The PD2i measures the degree of interaction, or “cooperation,” among the competing neural loops that simultaneously control the dynamics of the cardiac rhythm and the vulnerability of the heart to lethal arrhythmogenesis. Accentuated cooperation or breakdown of the normal coupling among these competing autonomic nervous loops (ie, PD2i ≤ 1.4) is somehow able to set the stage for the evolution of lethal arrhythmogenesis. The mechanism for the coordination of such “cooperation” is presently unknown, but there can be little doubt that it is organized within the brain and is projected onto the nodal and ventricular tissues of the heart through the autonomic nervous system. The heart transplant recipient manifests a resting heartbeat dynamics of PD2i = 1.0, because there is only the one intrinsic cardiac regulator intact (Meyer et al 1996). This denervation result also indicates that the nervous system must produce the higher degrees of freedom found in the normal subject. Besides denervation, lowering of the heartbeat PD2i can also be achieved by blockade of the NMDA receptors, which are the synaptic mediators in virtually all of the cardiovascular centers in the brain (Skinner et al 2000).

Comparison of PD2i with TWA

Although no head-to-head comparison of PD2i and TWA has yet been made to establish their relative clinical utility, it is worth noting a comparison between them. Recently, T-wave alternans (TWA), detected by a heart-rate dependent algorithm that measures the small repolarization fluctuations of the T-wave, has shown high predictability of arrhythmic death in high-risk patients (Kop et al 2004). This method requires a stable ECG (data stationarity) of a high heart rate (treadmill) and low-noise in the ECG (special electrodes), and it is therefore difficult to apply to critically ill patients. The PD2i Test has none of these limitations.

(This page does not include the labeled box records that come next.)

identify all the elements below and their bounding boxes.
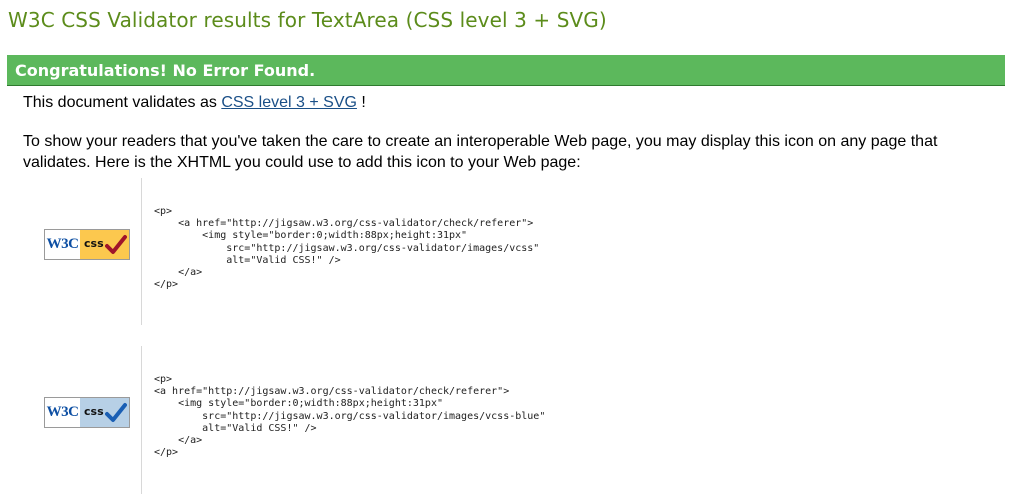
w3c-logo: W3C	[45, 230, 80, 259]
validates-suffix: !	[361, 94, 366, 111]
checkmark-icon	[105, 403, 127, 422]
badge-html-snippet: <p> <a href="http://jigsaw.w3.org/css-va…	[154, 206, 540, 291]
css-label: css	[84, 405, 104, 418]
code-divider	[141, 346, 142, 494]
badge-html-snippet-blue: <p> <a href="http://jigsaw.w3.org/css-va…	[154, 374, 546, 459]
valid-css-blue-badge[interactable]: W3C css	[44, 397, 130, 428]
checkmark-icon	[105, 235, 127, 254]
validates-prefix: This document validates as	[23, 94, 217, 111]
page-title: W3C CSS Validator results for TextArea (…	[8, 8, 607, 32]
valid-css-badge[interactable]: W3C css	[44, 229, 130, 260]
congratulations-text: Congratulations! No Error Found.	[15, 61, 316, 80]
css-label: css	[84, 237, 104, 250]
congratulations-banner: Congratulations! No Error Found.	[7, 55, 1005, 86]
validates-line: This document validates as CSS level 3 +…	[23, 94, 366, 112]
code-divider	[141, 178, 142, 325]
css-profile-link[interactable]: CSS level 3 + SVG	[221, 94, 357, 111]
icon-info-paragraph: To show your readers that you've taken t…	[23, 133, 938, 171]
w3c-logo: W3C	[45, 398, 80, 427]
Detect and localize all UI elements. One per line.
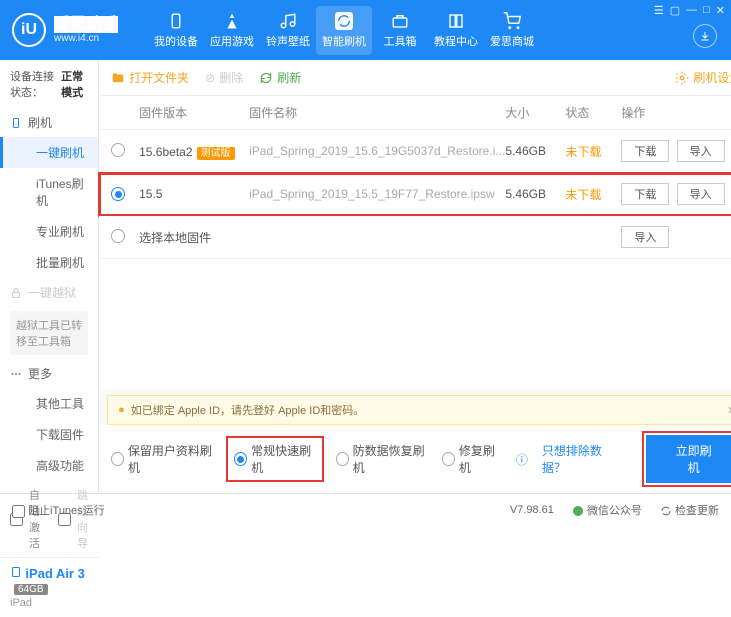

When PD2i = 1.0, it indicates that the data have a dynamics called a limit-cycle, a dynamics which could be an alternating series of data like that the TWA device detects. At the higher heart rates TWA correlates with QT-intervals, at least in the high-risk patients (Janusek et al 2005), and thus TWA likely correlates with RR-intervals too, that is, as very little rate-dependent adjustments between QT and RR occur at the higher heart rates. PD2i values slightly above or below the singular value of 1.0, however, do not alternate, but rather they have a chaotic variation and look noisy, but they are not noise because they have a low dimension. It may be the case that TWA, which detects small alternating changes in repolarization, can detect the same patients where PD2i = 1.0. But conversely, TWA could not be expected to detect the same patients at risk of VF/VT where PD2i is not equal to 1.0.

Conclusions

We conclude that a rapid, automated, and cost-effective assessment of risk of VF/VT can be made for patient ECGs archived by NIH in a public data base. Only a 15–30 min sample of ECG data is required for an immediate assessment of the nonlinear RR-intervals by the PD2i algorithm, as embodied in the Vicor 2.0 software (ie, Ni >1,000 heartbeats to meet the Ni >10PD2i criterion for PD2i < 3.0; Kostelich and Swinney 1989). Once recorded, the data file can be examined for noise content by the PD2i acceptance ratio (%N) for a priori exclusion of patients with randomized RR-intervals resulting from noise contamination, atrial fibrillation, or high arrhythmia rate (>10% of beats). In this way, the RR-intervals that are not suitable for nonlinear analysis can be quickly detected and excluded. The present results in public ECG data show PD2i predictability of VF/VT within the same day. These results support our recent prospective study (Skinner 2007), in which PD2i prediction of arrhythmic death was found to extend from days to weeks and months in a cohort of 400 chest-pain patients with ECG abnormalities (Skinner 2007).